Three different written tasks, two fraction-size tasks and one proportion-reasoning (PR) task, were administered to sixty fourth- and fifth-grade children from three schools in east-central Illinois. The two fraction-size tasks assessed children's ability in relating the size of fractions to whole numbers (FW) and comparing the size of fraction pairs (FF). The proportion-reasoning tasks were based on Noelting's orange-juice tasks and required knowledge of the multiplicative relationship between numbers. Twelve students from each grade were individually interviewed to explore their strategies.
The results revealed the following: (1) Children's performance on the fraction-and-whole-number-relation (FW) tasks revealed several misconceptions, including the dominance of whole-number concepts, detachment of conceptual understanding from mathematical procedures, using fraction models without knowledge of fraction size, and deficiency of estimation skill. Children's performance on the fraction-fraction comparison tasks (FF) tasks revealed an additive type of thinking. Results also showed that children performed better on the FF tasks than on the FW tasks. (2) There was a significant correlation between children's performance on the two fraction-size tasks and their knowledge of the multiplicative relationships between numbers measured by the proportional-reasoning task. (3) Children employed parallel strategies across different types of tasks involving fractions or ratios. Children used parallel strategies on the two fraction-size tasks. Moreover, these strategies were reliably associated with levels of performance on the proportional-reasoning tasks. Put differently, strategies that required multiplicative thinking were related to success on the fraction-size and proportional-reasoning tasks.

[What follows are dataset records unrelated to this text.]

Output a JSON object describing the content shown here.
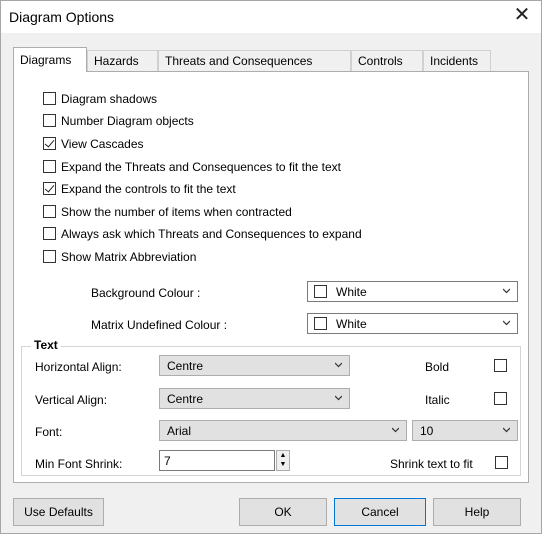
{
  "window": {
    "title": "Diagram Options",
    "close_glyph": "✕"
  },
  "tabs": [
    {
      "label": "Diagrams",
      "active": true
    },
    {
      "label": "Hazards",
      "active": false
    },
    {
      "label": "Threats and Consequences",
      "active": false
    },
    {
      "label": "Controls",
      "active": false
    },
    {
      "label": "Incidents",
      "active": false
    }
  ],
  "options": [
    {
      "label": "Diagram shadows",
      "checked": false
    },
    {
      "label": "Number Diagram objects",
      "checked": false
    },
    {
      "label": "View Cascades",
      "checked": true
    },
    {
      "label": "Expand the Threats and Consequences to fit the text",
      "checked": false
    },
    {
      "label": "Expand the controls to fit the text",
      "checked": true
    },
    {
      "label": "Show the number of items when contracted",
      "checked": false
    },
    {
      "label": "Always ask which Threats and Consequences to expand",
      "checked": false
    },
    {
      "label": "Show Matrix Abbreviation",
      "checked": false
    }
  ],
  "colours": {
    "background": {
      "label": "Background Colour :",
      "value": "White",
      "swatch": "#ffffff"
    },
    "undefined": {
      "label": "Matrix Undefined Colour :",
      "value": "White",
      "swatch": "#ffffff"
    }
  },
  "text_group": {
    "title": "Text",
    "horizontal_align": {
      "label": "Horizontal Align:",
      "value": "Centre"
    },
    "vertical_align": {
      "label": "Vertical Align:",
      "value": "Centre"
    },
    "font": {
      "label": "Font:",
      "value": "Arial",
      "size": "10"
    },
    "min_font_shrink": {
      "label": "Min Font Shrink:",
      "value": "7"
    },
    "bold": {
      "label": "Bold",
      "checked": false
    },
    "italic": {
      "label": "Italic",
      "checked": false
    },
    "shrink_to_fit": {
      "label": "Shrink text to fit",
      "checked": false
    }
  },
  "buttons": {
    "use_defaults": "Use Defaults",
    "ok": "OK",
    "cancel": "Cancel",
    "help": "Help"
  }
}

The findings implied that instruction of fractions needs to help children recognize the differences between the concept of whole numbers and the concept of fractions, develop an understanding of the size of a fraction in relation to other numbers including whole numbers, and construct an understanding of the multiplicative relationship. Efforts need to be taken to help children build the connections between the concrete representations of fractions and the ideas of fractions as numbers.